I-1029, an initiative with similar goals but some differences in details, was approved by nearly 3-to-1 by voters in 2008 but was suspended the next year and again this year by the Legislature as revenues slipped in the recession.
“Voters said overwhelmingly this is a priority,” Sandeep Kaushik, a spokesman for Yes on I-1163, said of the prior measure. Problems with lax oversight and inadequate training haven’t gone away, he said. One of the requirements of I-1163 would more than double the number of hours of training for long-term care workers, from 34 to 75 hours.
Cindi Laws, executive director of the Washington State Residential Care Council and the chief spokeswoman against the measure, said voters in 2011 may be much different, and less willing to commit the state to expensive new programs. In 2008, a surge of young, progressive voters went to the polls for the presidential race and the recession was just beginning, she said.
“The public hadn’t quite grasped how deep the economic problems were. Now they’ve seen four successive legislative sessions of shortfalls and seen how deep the cuts have gone,” Laws said.
Kaushik and Laws disagree on what the costs of I-1163 would be. Kaushik cited a fiscal analysis by the state’s Office of Financial Management that estimates the net cost to the state of the changes to training and background checks would be $18 million through June 2013. OFM analysts said the costs of new programs would be about $31 million total, but the state could recoup about $14 million through federal money.

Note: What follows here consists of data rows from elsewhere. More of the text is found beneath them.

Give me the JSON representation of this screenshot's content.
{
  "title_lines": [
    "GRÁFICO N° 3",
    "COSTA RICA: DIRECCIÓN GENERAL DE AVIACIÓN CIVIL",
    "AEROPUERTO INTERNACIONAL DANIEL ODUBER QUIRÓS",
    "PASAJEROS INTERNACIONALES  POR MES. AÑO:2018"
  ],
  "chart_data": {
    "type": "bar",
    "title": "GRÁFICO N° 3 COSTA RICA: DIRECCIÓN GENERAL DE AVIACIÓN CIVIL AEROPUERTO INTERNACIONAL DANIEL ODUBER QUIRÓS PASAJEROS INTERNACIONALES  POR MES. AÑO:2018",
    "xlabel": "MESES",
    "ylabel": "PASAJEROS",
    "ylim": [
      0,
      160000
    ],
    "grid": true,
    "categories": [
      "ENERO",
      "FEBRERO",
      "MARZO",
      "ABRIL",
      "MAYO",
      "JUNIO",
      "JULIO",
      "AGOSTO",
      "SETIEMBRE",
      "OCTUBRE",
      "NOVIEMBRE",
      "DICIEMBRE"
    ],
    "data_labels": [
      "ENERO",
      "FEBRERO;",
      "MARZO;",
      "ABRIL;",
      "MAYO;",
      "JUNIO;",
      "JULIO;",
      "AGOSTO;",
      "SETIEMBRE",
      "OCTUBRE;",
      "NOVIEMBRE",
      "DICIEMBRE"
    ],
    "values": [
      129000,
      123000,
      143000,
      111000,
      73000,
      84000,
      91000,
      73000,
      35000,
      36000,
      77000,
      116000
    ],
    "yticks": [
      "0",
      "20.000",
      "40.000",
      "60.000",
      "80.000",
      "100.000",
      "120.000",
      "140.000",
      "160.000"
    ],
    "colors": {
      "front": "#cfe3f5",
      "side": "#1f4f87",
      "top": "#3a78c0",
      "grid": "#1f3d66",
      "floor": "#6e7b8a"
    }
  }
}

Laws said the cost will be closer to $80 million. First, she said, the federal money isn’t a sure thing, because Congress is in the midst of major budget cuts itself. And even if federal money is available, that still comes from taxpayers, so it shouldn’t be discounted. She also contended that passing I-1163 will unsuspend I-1029, adding another $50 million in costs projected by OFM for the previous measure.
Kaushik said that’s essentially double-counting the costs of the same training required by the two measures.
OFM refused Laws’ request to revise its fiscal analysis and stands by its cost figures. A comparison of the two measures shows they aren’t carbon copies, and passing I-1163 will hasten training requirements for some workers and delay them for others.
Whatever the actual costs, they will hit the state at a time when Gov. Chris Gregoire and the Legislature are slashing the budget. Gregoire on Thursday proposed some $381 million in cuts to social services programs. For any program that is added, an existing program would have to be trimmed or eliminated.
Kaushik argued that the state can’t afford not to have better-trained long-term care workers as it looks for ways to keep people out of more expensive nursing home care for as long as possible. “There’s a significant liability cost for the state of not doing anything.”
Laws countered that the initiative is really just a recruiting tool for the Service Employees International Union, which represents some care workers, sponsored the measure, is its main donor and will be offering some of the training.